Microsoft shelves its underwater data center — Project Natick had fewer server failures compared to servers on land

Project Natick.

Microsoft has quietly discontinued its Project Natick underwater data center (UDC) experiment, which began in 2013. The company confirmed the news with DatacenterDynamics, with Head of Microsoft’s Cloud Operations + Innovation Noelle Walsh saying, “I’m not building subsea data centers anywhere in the world.” She later added, “My team worked on it, and it worked. We learned a lot about operations below sea level and vibration and impacts on the server. So, we’ll apply those learning to other cases.”

Data centers are expected to grow exponentially in the coming years, with Nvidia selling over 3.76 million data center GPUs last year alone. These cards are expected to consume 14.3 TWh of electricity in a year, which doesn’t include the cooling solutions. According to DataSpan, 40% of data center consumption is in cooling systems, so if Microsoft can find a way to reduce or even eliminate this cost, it could reduce its power requirements for building a data center.

Aside from the potential energy savings, Microsoft discovered other things from the servers it installed off the coast of Scotland in 2018. The company only lost six of the 855 submerged servers versus the eight servers that needed replacement (from the total of 135) on the parallel experiment Microsoft ran on land. It equates to a 0.7% loss in the sea versus 5.9% on land.

The company said that the primary reason for this longevity is seawater’s temperature stability and the inert nitrogen gas used to protect the servers. When asked whether using robots in data centers as part of its learnings, Walsh said, “We’re looking at robotics more from the perspective that some of these new servers will be very heavy. How can we automate that versus having people push things around? We are learning from other industries on robotics, but we’re also very cognizant that we need people. I don’t want people worried about their jobs.”

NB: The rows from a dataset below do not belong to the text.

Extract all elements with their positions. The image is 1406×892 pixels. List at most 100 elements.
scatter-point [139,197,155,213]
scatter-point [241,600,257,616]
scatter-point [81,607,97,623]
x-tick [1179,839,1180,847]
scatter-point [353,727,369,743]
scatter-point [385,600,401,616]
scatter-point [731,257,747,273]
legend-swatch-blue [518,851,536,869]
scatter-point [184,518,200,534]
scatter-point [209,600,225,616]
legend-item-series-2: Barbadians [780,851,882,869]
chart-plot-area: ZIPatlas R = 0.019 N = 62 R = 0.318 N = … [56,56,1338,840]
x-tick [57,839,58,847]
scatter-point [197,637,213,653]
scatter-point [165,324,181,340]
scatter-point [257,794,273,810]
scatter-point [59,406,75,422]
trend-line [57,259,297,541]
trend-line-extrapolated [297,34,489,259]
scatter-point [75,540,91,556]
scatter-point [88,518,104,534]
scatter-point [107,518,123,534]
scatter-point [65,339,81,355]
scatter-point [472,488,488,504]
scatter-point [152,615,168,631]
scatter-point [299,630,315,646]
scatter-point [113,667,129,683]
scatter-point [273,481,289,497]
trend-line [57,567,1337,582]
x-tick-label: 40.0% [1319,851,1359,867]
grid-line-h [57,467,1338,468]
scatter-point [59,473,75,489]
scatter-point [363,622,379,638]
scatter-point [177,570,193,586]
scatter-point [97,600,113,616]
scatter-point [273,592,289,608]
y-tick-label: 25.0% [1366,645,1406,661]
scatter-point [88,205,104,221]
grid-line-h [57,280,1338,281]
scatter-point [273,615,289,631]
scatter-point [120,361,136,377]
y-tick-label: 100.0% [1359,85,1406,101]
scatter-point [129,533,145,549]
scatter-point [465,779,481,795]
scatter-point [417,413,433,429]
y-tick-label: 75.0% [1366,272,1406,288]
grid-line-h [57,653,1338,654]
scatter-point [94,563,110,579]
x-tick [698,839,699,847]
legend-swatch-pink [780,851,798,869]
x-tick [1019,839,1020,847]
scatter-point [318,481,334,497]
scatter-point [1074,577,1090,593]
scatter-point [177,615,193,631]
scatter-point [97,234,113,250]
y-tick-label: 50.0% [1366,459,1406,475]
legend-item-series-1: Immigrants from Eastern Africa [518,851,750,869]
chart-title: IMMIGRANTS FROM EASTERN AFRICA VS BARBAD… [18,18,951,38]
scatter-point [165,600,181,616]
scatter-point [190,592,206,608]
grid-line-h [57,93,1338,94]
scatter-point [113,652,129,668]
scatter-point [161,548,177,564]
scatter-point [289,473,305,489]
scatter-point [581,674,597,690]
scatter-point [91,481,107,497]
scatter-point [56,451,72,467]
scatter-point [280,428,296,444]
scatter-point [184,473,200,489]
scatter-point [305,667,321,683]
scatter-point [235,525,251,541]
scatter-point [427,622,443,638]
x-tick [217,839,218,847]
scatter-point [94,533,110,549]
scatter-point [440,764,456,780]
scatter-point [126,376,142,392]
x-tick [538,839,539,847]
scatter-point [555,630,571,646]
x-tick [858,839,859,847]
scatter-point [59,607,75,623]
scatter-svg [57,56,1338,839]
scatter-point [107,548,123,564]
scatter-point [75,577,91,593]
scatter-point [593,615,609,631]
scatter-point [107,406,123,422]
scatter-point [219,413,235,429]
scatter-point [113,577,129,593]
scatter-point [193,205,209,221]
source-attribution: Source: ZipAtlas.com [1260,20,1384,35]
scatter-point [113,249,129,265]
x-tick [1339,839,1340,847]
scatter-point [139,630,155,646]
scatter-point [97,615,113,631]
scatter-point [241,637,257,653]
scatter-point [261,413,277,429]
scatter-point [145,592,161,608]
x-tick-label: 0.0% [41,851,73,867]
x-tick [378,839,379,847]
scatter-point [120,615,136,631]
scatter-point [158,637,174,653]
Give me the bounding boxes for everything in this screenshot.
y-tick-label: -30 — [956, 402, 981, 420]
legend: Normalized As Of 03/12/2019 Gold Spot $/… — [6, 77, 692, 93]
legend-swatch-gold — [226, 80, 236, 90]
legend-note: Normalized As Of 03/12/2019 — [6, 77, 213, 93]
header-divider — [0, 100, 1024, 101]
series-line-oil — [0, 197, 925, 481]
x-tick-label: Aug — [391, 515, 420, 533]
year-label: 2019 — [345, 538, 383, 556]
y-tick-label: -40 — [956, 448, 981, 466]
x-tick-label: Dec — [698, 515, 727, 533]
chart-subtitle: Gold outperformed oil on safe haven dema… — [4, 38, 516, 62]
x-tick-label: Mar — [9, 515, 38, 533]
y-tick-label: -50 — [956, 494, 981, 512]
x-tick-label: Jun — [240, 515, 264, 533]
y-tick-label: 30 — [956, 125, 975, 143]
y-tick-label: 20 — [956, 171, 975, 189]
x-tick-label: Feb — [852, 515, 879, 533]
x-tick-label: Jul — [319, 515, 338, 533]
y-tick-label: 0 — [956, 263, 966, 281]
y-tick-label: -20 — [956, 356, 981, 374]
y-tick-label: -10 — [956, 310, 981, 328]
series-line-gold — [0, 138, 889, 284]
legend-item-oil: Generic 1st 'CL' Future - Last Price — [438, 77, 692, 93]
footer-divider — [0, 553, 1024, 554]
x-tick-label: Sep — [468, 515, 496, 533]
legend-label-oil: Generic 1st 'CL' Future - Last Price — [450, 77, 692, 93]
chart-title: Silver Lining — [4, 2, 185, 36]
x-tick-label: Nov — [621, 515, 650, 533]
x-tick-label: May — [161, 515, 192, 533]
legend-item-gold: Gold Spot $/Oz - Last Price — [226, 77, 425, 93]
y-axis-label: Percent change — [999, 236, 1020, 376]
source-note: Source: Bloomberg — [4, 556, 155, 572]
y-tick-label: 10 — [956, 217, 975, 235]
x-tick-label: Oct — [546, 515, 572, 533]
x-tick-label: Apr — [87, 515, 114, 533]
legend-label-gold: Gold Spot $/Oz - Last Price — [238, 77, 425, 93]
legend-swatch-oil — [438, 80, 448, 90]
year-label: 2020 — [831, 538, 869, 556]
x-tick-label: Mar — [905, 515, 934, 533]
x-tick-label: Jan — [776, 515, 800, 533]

While Microsoft has concluded its undersea data center research, China just began its submerged server project in 2023, lowering 68,000 square meters of servers on the southern coast of Hainan. On the other hand, Microsoft did not indicate whether it would start another UDC project in the future.

Welsh said, “I would say now we’re getting more focused. We like to do R&D and try things out, and you learn something here and it may fly over there. But I’d say now, it’s very focused.” Nevertheless, Microsoft isn’t stopping its data center development projects. The company is reportedly partnering with OpenAI to build a $100 billion AI supercomputer data center, and it has nuclear ambitions to build modular reactors for projects like these.